Zawodny also writes a monthly column for Linux Magazine and speaks at numerous conferences about MySQL, Yahoo!, and open source.

He is also the co-author of High Performance MySQL (ISBN 0-596-00306-4) and holds a B.S. in Computer Science from Bowling Green State University.

== Weblog ==
Zawodny maintains a blog, which he started in 2002. It focuses on Yahoo! initiatives and has been praised as a "bridge blog", one that has helped build relationships for Yahoo! and attract potential employees to the company.

On May 24, 2003, he declared that Google's PageRank algorithm is no longer viable, due to bloggers and SEOs learning to game the system. Zawodny's article "inspired many interesting rebuttals".

Zawodny predicted on January 9, 2006, that "2006 will be the year in which once great Slashdot dies", its method of using an editorial staff losing out to increasingly popular community-driven competitors such as Digg and reddit. In response, The Guardian noted that Slashdot was apparently not losing traffic, suggesting that while a new breed of users were attracted to the younger sites, Slashdot readers were remaining loyal.

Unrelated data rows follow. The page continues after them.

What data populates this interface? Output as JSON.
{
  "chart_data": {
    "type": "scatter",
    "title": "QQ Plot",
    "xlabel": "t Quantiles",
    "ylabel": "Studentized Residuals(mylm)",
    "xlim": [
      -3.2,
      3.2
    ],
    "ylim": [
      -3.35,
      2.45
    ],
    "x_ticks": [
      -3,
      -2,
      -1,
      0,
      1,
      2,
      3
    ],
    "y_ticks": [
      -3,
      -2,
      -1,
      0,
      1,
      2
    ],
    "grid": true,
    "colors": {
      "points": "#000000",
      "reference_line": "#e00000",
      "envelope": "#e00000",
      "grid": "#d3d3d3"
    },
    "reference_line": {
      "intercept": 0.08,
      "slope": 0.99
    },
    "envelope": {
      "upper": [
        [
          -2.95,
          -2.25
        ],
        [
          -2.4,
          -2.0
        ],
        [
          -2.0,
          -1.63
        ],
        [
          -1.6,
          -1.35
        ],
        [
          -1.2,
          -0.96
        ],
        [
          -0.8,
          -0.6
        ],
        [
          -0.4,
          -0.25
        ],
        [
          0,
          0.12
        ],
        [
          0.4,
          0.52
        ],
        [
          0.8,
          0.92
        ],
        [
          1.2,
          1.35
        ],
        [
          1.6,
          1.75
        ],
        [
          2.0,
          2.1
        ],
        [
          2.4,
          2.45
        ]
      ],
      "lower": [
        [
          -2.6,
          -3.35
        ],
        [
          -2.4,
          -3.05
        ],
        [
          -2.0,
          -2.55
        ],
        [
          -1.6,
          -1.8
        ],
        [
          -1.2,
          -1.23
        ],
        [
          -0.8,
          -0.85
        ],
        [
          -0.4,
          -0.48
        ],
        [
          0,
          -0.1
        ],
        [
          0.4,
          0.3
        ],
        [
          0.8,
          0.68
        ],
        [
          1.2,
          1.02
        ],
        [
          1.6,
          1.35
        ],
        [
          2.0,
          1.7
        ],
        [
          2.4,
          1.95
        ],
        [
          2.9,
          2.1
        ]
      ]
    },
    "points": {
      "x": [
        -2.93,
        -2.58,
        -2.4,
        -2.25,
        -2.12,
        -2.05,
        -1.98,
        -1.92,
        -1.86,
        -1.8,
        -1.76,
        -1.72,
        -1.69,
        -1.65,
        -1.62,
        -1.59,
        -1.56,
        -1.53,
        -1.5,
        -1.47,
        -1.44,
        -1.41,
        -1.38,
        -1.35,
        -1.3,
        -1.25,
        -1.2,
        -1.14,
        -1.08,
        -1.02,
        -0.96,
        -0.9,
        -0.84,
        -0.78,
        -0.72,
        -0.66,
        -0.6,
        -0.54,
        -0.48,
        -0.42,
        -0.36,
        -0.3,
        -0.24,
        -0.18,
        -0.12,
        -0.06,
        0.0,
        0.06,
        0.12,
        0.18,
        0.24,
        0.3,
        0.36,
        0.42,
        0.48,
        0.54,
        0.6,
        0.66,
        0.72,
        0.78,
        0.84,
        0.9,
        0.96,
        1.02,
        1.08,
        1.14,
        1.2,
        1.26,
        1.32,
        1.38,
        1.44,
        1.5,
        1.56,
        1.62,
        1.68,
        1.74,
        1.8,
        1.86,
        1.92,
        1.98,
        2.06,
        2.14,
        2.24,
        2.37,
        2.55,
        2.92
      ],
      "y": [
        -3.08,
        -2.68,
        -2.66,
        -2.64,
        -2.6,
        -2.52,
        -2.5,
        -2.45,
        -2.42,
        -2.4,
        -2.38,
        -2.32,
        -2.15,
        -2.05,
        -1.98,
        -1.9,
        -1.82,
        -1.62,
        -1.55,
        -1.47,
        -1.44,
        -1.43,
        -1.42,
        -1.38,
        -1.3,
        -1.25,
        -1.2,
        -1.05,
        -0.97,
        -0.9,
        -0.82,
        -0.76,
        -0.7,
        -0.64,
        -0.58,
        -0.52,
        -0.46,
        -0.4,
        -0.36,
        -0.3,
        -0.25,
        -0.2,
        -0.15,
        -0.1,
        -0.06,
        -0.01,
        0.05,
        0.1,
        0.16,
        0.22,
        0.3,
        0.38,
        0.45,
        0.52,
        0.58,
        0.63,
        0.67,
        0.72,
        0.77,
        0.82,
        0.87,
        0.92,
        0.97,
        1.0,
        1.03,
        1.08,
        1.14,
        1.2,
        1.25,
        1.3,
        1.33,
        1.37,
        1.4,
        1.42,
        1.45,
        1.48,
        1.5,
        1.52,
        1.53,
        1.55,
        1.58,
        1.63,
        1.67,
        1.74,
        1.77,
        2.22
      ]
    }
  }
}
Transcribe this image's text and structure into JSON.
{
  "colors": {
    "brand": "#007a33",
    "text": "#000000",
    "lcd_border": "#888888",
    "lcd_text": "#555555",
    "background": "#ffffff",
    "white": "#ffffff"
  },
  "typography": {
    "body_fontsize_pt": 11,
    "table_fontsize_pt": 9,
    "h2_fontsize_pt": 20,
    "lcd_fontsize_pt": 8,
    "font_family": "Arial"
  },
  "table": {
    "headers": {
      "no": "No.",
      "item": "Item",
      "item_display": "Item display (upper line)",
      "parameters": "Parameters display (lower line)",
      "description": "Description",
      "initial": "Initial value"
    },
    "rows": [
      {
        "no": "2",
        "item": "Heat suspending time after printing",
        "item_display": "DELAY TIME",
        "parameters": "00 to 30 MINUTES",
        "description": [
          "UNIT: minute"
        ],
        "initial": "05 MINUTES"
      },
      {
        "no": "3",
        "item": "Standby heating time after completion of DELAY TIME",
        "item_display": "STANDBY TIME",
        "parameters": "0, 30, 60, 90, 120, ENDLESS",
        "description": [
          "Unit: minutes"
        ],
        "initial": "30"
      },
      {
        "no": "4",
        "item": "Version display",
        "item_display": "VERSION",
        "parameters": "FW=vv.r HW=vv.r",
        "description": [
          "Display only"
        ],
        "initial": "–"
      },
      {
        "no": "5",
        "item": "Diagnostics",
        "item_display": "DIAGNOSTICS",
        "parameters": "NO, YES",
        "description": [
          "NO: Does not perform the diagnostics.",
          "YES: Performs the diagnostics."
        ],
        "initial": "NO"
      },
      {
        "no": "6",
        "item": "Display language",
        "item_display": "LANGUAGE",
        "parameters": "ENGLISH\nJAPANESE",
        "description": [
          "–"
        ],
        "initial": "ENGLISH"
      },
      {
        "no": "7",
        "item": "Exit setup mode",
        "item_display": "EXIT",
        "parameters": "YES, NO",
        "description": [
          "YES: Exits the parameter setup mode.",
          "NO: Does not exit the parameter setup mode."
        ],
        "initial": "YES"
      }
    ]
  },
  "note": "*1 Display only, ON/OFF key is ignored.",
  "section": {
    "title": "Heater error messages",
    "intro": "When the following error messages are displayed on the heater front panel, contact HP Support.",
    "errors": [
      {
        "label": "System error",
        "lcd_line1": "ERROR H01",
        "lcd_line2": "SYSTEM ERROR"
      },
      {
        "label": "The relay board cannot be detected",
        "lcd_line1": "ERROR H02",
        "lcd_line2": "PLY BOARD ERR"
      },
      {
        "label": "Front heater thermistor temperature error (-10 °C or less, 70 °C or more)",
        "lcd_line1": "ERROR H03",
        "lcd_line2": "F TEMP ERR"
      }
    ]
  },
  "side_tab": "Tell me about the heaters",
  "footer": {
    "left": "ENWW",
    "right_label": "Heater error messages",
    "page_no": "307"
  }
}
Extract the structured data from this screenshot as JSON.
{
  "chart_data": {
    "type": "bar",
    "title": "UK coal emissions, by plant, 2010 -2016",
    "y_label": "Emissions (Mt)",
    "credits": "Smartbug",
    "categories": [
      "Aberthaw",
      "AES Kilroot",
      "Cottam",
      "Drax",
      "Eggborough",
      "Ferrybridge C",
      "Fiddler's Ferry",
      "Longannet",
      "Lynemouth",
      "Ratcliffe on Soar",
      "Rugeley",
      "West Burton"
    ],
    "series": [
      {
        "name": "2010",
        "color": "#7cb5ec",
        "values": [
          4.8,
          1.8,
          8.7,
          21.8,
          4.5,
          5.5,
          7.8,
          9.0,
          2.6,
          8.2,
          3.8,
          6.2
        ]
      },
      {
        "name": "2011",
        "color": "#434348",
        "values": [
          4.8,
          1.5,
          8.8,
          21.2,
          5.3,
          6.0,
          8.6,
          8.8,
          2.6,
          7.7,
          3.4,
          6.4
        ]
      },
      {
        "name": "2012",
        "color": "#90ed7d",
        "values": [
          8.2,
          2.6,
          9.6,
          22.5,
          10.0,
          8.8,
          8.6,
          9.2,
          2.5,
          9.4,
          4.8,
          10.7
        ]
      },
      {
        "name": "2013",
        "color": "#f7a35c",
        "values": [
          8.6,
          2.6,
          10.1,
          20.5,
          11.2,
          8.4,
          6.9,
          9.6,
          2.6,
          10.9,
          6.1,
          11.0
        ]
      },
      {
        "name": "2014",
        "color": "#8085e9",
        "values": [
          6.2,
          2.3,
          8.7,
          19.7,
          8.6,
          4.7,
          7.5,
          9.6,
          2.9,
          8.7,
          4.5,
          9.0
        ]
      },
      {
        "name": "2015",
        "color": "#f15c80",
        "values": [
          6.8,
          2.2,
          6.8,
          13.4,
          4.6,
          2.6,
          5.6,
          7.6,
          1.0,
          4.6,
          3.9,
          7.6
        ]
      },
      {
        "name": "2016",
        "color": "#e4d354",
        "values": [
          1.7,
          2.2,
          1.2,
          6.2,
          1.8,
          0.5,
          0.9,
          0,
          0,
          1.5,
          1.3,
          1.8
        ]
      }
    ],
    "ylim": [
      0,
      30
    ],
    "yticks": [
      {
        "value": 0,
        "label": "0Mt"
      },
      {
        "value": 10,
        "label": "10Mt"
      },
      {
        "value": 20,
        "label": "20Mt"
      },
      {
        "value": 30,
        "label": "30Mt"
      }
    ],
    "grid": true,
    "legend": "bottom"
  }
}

Although Zawodny is known for his enthusiasm for Yahoo!, his posts critical of the company have often been noted by the media. Such posts include his condemnation of Yahoo! software installations that alter user preferences as "insulting and disrespectful", an accusation that Yahoo! Finance suffered from a "lack of leadership" and "serious lack of vision", and a labeling of Yahoo!'s enterprise instant messenger as a "freaking money pit" and a product "customers don't want".

Zawodny was also an early advocate of RSS feeds at Yahoo! and predicted in 2003 that the technology would someday be ubiquitous.